Thirty years ago today (June 23, 1988), as Washingtonians sweltered, James Hansen told a Senate committee that “the greenhouse effect has been detected and is changing our climate now.” Hansen was the head of NASA’s Goddard Institute for Space Studies, and his warning landed at the top of the next morning’s New York Times.
Hansen, and many others, might have thought that over the next three decades we would spring into action to protect the only planet we have. In fact, we have made scant progress. The threat has accelerated, and we have failed to muster the political will to counter it.
But could we be on the verge of a breakthrough? The number-one priority is persuading Republicans on Capitol Hill that action is needed and that they can support such action without losing their jobs. This week former Senate Majority Leader Trent Lott, a Republican from Pascagoula, Mississippi, and John Breaux, a former Democratic senator from Louisiana, announced that they had created a new group called Americans for Carbon Dividends (AFCD).
As The Wall Street Journal reported, the group plans to put financial, advertising and lobbying muscle behind a policy proposed last year that called for taxing carbon emissions and returning the revenue as a dividend to Americans. Championing that idea were Republican stalwarts George Shultz, James Baker, Henry Paulsen, and others. AFCD’s high-profile supporters include Janet Yellen and Ben Bernanke, both of whom chaired the Federal Reserve.
“The tide is turning on the realization that something needs to be done in this area,” said Lott. “And the dividend changes everything. The money goes back to the people instead of into the dark, deep hole of the federal government.”
As he and Breaux put it in an op-ed titled “Here’s How to Break the Impasse on Climate” in The New York Times, “We can do this…. This is the only realistic, workable path now open to us if we want to solve one of the most daunting challenges of our time.”
The Journal’s Bradley Olson and Timothy Puko wrote, “There are signs that some in the Republican Party may be warming to some sort of climate legislation. A Climate Solutions Caucus in the House has drawn 39 Republican members since its creation two years ago. An array of U.S. corporations, many of which give to Republicans through affiliated PACs, urged President Trump not to pull out of the Paris climate agreement, which he did last year.
“What’s more, younger Republicans are supportive of addressing climate change, according to the Pew Research Center. ‘Young Republicans want action on climate change, and the party has to bring solutions to the table,’ said Kiera O’Brien, 20, president of Harvard University’s Republican club, one of a number of right-leaning university groups that have come out in favor of the ‘carbon dividends’ plan.”
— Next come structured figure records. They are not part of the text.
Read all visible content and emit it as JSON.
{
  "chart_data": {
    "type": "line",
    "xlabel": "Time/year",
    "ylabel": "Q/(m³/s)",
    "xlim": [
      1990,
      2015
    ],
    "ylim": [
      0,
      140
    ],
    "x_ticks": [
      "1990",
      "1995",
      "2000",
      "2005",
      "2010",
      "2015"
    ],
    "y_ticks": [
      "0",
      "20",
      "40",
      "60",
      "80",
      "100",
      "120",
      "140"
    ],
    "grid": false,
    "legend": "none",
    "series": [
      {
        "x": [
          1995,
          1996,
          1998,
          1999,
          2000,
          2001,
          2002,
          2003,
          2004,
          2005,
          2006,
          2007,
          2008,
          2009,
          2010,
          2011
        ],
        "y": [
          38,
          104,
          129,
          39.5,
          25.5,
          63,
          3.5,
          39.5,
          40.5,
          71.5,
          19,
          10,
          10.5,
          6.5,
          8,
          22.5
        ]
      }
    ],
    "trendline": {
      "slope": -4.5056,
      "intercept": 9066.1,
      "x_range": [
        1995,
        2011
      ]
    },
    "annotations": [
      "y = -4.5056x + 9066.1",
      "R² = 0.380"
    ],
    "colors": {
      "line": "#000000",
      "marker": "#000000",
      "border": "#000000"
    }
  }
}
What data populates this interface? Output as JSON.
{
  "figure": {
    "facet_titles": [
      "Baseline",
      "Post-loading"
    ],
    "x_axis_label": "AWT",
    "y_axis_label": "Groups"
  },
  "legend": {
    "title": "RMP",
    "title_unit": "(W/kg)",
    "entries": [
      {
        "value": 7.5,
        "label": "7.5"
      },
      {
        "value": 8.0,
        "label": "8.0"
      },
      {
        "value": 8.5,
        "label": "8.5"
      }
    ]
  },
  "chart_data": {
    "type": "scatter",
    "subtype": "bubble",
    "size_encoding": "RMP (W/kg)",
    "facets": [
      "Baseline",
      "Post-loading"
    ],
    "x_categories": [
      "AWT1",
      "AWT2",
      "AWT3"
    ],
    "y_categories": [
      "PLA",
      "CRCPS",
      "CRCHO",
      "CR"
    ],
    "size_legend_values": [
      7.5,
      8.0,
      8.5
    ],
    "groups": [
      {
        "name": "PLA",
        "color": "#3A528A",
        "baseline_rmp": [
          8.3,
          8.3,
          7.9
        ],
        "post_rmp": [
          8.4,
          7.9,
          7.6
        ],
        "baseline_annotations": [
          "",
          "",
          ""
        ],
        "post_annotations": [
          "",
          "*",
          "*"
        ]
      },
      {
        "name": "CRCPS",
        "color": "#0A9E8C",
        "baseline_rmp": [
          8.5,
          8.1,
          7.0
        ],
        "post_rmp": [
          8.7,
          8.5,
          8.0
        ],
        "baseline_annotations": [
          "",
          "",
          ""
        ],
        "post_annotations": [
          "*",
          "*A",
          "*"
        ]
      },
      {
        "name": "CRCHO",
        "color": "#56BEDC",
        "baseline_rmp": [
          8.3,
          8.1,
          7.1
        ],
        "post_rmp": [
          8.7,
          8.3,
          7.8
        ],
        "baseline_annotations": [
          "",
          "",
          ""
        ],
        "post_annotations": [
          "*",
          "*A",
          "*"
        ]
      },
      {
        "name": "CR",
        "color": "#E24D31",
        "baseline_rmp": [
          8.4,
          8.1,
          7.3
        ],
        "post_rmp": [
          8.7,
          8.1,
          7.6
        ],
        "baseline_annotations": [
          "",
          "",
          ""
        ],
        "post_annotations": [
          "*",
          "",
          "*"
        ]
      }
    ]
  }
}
Meantime, there is growing interest in carbon pricing at the state level, with more than one-fifth of U.S. states considering bills on carbon fees and dividends in the last year, Kevin Kennedy and Christina DeConcini noted in a blog on the World Resource Institute’s website. The Massachusetts Senate passed a carbon-pricing bill June 14.
Even in Texas, a state famous for its oil and gas, there are hopeful signs. The City Council in Denton, located 40 miles north of Dallas and home to 300 natural gas wells, voted, 6-1, to obtain ALL of its power from renewable energy by 2020. The Council concluded that it was simply smart economics. Most people probably would be surprised to learn that 18 percent of the energy generated in Texas last year came from wind and solar power.
So yes, the climate change challenge is daunting, but momentum for enactment of a carbon fee is building. The American people need to tell Congress to climb on board.